D’après une étude menée par Agicap sur les mouvements bancaires des entreprises en 2022, les coûts des entreprises françaises liés à l’énergie ont augmenté de 51% entre 2021 et 2022. Cette moyenne, qui n’atteint pas le niveau des marchés, cache des situations très disparates entre les entreprises qui avaient couvert une part importante de leurs achats d'énergie et les autres. Panorama des solutions à mettre en oeuvre pour couvrir ses achats d'énergie en 2023.

Le coût de l’imprévision face à la crise de l’énergie**

Nous pouvons opposer deux cas :

  • Les entreprises protégées par un contrat à prix fixe encore en cours pendant l’année 2022 et celles qui avaient anticipé leurs achats d’énergie. Par exemple, un réseau de 300 boulangeries et points de restauration rapide, client d’Agicap et grand consommateur d’électricité, qui a négocié son contrat fin 2021 pour 3 ans, n’a subi aucune hausse de ses coûts de l’énergie en 2022.
  • Les entreprises qui achètent leur énergie au prix de marché sans couverture, ou bien dont le contrat à prix fixe arrivait à échéance en 2022. Par exemple, Ervor, PME industrielle francilienne de 50 salariés, dernier fabricant français de compresseurs d’air, dont le contrat à prix fixe de 3 ans arrivait à échéance le 31 décembre 2022. Son directeur général s’est vu proposer un nouveau tarif multiplié par 50 par son fournisseur de gaz et d’électricité, puis plus que par 15 après avoir médiatisé la proposition commerciale sur les réseaux sociaux. Il a fini par jouer la montre avant la date de fin de contrat.

Les premières n’ont pour ainsi dire pas vu passer la crise de l’énergie en 2022, car leurs prix de fourniture sont restés stables. Les secondes se sont retrouvées dans des situations intenables économiquement, avec un risque pour la pérennité de l’entreprise.

Les contrats à prix fixe se trouvent des deux côtés de la balance car ils offrent une protection totale pour les entreprises en cours de contrat et un aléa fort pour celles qui arrivent à échéance dans l’année.

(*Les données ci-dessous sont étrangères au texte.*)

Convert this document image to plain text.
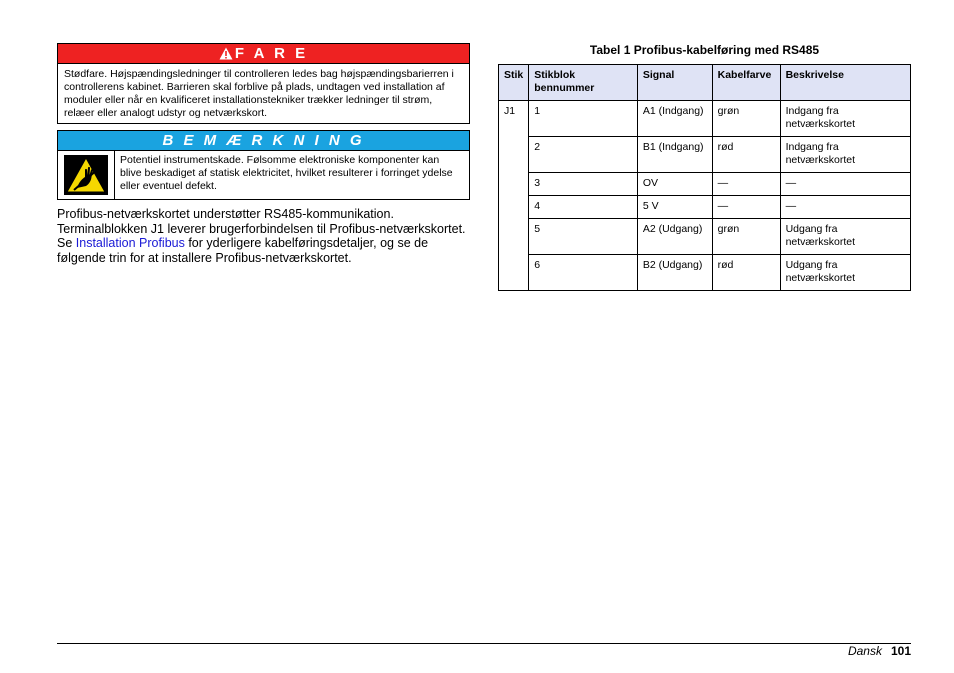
F A R E
Stødfare. Højspændingsledninger til controlleren ledes bag højspændingsbarierren i controllerens kabinet. Barrieren skal forblive på plads, undtagen ved installation af moduler eller når en kvalificeret installationstekniker trækker ledninger til strøm, relæer eller analogt udstyr og netværkskort.
B E M Æ R K N I N G
Potentiel instrumentskade. Følsomme elektroniske komponenter kan blive beskadiget af statisk elektricitet, hvilket resulterer i forringet ydelse eller eventuel defekt.
Profibus-netværkskortet understøtter RS485-kommunikation. Terminalblokken J1 leverer brugerforbindelsen til Profibus-netværkskortet. Se Installation Profibus for yderligere kabelføringsdetaljer, og se de følgende trin for at installere Profibus-netværkskortet.
Tabel 1 Profibus-kabelføring med RS485
Stik	Stikblok bennummer	Signal	Kabelfarve	Beskrivelse
J1	1	A1 (Indgang)	grøn	Indgang fra netværkskortet
	2	B1 (Indgang)	rød	Indgang fra netværkskortet
	3	OV	—	—
	4	5 V	—	—
	5	A2 (Udgang)	grøn	Udgang fra netværkskortet
	6	B2 (Udgang)	rød	Udgang fra netværkskortet
Dansk 101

Ces exemples illustrent bien le coût de l’imprévision, a fortiori dans un monde où les fluctuations des marchés sont aussi violentes qu’en 2022.

La couverture des achats d’énergie comme hygiène de survie ?

D’après une étude AgileBuyer, près de 70% des directions achats d’entreprises étaient couvertes à 50% et plus pour 2023 sur leurs achats d’énergie. De nombreuses entreprises de taille intermédiaire à grande utilisent en effet des mécanismes de couverture pour garantir le prix et la sécurité de leurs approvisionnements.

Une stratégie de couverture ou hedging vise soit à faire baisser les coûts d’achat de l’énergie soit à rendre ces coûts moins variables, ces deux objectifs n’étant pas toujours combinables.

Cette stratégie de couverture ou hedging peut donner lieu à la livraison d’une contrepartie réelle (l’énergie objet des achats) ou d’une contrepartie financière uniquement (dans le cas où ce sont des produits dérivés qui font l’objet d’achats).

Comment mettre en œuvre une stratégie d’achats dynamiques d’énergie ?

Dans le cas d’une contrepartie réelle, il est possible de mettre en œuvre une stratégie d’achats dynamiques pour acheter de manière opportuniste au meilleur prix ou limiter la variation de ses prix d’achat plutôt que de souscrire à une offre de marché à prix fixe ou indexée sur les marchés.

On parle de découpage ou d’achat clics, d’achats par blocs, mais également de contrat ou de découpage top. Ces achats dynamiques peuvent concerner tout ou partie des besoins de fourniture d’énergie d’une entreprise, sur une durée qui peut varier entre le mois et l’année et à un horizon qui peut aller du lendemain à plusieurs années en avance.

Plusieurs options existent :

  • Stop loss ou Take Profit : il s’agit d’un niveau de prix qui, lorsqu’il est atteint (dans le premier cas à la hausse, dans le second à la baisse), déclenche l’achat de tout ou partie du volume de consommation prévisionnel. Le plus dur reste de déterminer ce niveau de stop loss souhaité, car cela suppose d’estimer la perte financière maximale pour chaque niveau de stop loss ou take profit donné. Ces stratégies sont particulièrement adaptées aux entreprises dont les structures de coûts sont fortement impactées par les coûts de l’énergie.
  • Hedge ratio ou ratio de couverture : il consiste à fixer des volumes minimaux et maximaux à acheter sur une certaine période. Ces stratégies permettent de lisser les coûts de l’énergie et de conserver un budget stable.
  • Value at risk : cette surcouche basée sur une distribution de probabilités par niveau de prix permet de créer des contraintes dynamiques pour les deux méthodes précédentes, qui prennent en compte la volatilité du marché.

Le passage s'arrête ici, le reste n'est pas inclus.